Moderne mais intransigeant
Malgré son assurance et son apparente tranquillité, Zapatero apparaît parfois comme un homme de paradoxes. L'image du politique moderne, pragmatique et dynamique est fortement répandue. Et l'on souligne souvent sa volonté de se mettre sur la même longueur d'onde que son adversaire, pour mieux le convaincre.

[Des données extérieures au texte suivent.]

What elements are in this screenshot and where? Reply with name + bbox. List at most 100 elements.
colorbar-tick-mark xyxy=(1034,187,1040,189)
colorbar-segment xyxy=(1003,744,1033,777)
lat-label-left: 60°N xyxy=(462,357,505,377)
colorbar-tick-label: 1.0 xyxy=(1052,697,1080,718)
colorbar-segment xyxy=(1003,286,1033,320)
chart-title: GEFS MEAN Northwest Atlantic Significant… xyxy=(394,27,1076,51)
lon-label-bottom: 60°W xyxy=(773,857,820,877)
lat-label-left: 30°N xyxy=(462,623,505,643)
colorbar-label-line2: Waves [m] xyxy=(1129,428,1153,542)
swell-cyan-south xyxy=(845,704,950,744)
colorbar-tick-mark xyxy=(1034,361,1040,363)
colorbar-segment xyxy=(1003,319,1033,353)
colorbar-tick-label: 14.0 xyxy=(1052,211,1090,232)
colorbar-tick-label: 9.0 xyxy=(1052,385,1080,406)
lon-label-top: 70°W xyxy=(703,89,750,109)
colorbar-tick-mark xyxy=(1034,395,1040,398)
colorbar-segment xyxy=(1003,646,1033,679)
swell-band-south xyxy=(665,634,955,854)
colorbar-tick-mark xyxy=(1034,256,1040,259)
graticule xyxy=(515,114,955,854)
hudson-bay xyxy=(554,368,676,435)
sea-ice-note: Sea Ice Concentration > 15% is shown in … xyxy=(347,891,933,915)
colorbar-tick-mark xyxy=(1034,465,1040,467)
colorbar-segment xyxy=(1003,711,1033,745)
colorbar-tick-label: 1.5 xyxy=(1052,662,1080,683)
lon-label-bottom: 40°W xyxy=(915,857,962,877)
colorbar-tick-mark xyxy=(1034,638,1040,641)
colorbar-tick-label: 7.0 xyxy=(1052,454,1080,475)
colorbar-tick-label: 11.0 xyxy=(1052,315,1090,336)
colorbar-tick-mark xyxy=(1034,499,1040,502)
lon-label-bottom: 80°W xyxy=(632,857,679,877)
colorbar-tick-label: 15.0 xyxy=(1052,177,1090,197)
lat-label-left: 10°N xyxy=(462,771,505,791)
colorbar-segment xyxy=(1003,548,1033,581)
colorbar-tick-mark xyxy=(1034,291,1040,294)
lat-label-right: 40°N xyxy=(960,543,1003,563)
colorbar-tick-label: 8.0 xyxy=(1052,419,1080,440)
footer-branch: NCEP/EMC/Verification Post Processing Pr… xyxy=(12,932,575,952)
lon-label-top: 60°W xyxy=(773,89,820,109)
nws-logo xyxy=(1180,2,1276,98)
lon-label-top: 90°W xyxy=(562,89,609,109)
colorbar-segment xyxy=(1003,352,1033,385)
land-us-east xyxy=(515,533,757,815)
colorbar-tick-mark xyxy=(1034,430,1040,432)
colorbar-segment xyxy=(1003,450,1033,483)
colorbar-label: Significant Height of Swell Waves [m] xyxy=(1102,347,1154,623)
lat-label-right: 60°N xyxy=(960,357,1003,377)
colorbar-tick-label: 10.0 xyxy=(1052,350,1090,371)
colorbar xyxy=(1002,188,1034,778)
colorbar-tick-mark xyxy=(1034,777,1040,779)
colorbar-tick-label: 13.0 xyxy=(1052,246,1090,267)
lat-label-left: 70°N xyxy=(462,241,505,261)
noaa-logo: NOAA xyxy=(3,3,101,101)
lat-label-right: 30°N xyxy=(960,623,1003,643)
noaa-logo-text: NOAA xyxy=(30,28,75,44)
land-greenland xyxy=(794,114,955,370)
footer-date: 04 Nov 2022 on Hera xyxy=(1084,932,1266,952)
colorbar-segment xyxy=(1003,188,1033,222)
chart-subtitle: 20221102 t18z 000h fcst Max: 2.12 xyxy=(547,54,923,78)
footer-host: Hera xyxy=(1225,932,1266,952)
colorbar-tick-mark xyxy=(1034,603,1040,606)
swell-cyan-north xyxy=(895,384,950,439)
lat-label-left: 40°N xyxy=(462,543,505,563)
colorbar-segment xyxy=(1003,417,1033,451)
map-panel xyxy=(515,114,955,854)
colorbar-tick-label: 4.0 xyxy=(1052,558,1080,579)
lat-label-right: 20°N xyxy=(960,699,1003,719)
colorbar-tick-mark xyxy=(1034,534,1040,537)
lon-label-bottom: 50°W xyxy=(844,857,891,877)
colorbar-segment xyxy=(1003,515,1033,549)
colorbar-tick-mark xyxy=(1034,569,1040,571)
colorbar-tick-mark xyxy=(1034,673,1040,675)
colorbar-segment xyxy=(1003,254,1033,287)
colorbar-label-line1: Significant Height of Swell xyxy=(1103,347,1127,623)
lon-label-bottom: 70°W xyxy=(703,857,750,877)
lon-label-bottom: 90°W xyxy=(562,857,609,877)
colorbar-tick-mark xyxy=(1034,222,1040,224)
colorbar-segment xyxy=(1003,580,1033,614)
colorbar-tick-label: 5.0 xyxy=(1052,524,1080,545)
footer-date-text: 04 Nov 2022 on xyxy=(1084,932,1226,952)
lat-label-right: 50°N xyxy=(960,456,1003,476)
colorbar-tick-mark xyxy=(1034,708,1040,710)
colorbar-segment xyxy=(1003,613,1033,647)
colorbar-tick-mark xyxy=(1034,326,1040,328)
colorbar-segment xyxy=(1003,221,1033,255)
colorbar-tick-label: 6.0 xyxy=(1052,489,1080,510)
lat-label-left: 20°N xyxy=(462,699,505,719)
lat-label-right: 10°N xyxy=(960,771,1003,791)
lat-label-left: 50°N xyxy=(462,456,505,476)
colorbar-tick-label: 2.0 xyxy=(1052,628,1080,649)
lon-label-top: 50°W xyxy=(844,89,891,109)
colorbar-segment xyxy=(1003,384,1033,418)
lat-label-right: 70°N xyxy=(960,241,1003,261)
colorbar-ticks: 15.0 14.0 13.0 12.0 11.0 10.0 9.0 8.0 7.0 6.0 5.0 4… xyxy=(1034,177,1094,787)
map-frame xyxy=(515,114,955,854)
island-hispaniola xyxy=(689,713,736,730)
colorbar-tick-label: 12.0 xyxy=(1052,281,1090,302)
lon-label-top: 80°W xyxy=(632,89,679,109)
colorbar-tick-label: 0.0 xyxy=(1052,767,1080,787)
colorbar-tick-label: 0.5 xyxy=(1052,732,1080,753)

Consensuel Zapatero ? Pas vraiment. Salué mais parfois critiqué au sein même du PSOE, c'est un homme de principes qui n'a pas vacillé pour accomplir la plupart de ses promesses de campagne, quitte à diviser la société. La loi sur le mariage homosexuel, la fin de l'enseignement obligatoire de la religion à l'école, et surtout la loi sur la mémoire ont pour certains réveillé de vieilles blessures. Qu'importe. "Vous savez que je suis une personne tranquille et sereine" disait-il aux militants le 10 février dernier à Pamplona. "Mais vous le savez aussi, je ne me fâche pas, mais ne me tais pas non plus".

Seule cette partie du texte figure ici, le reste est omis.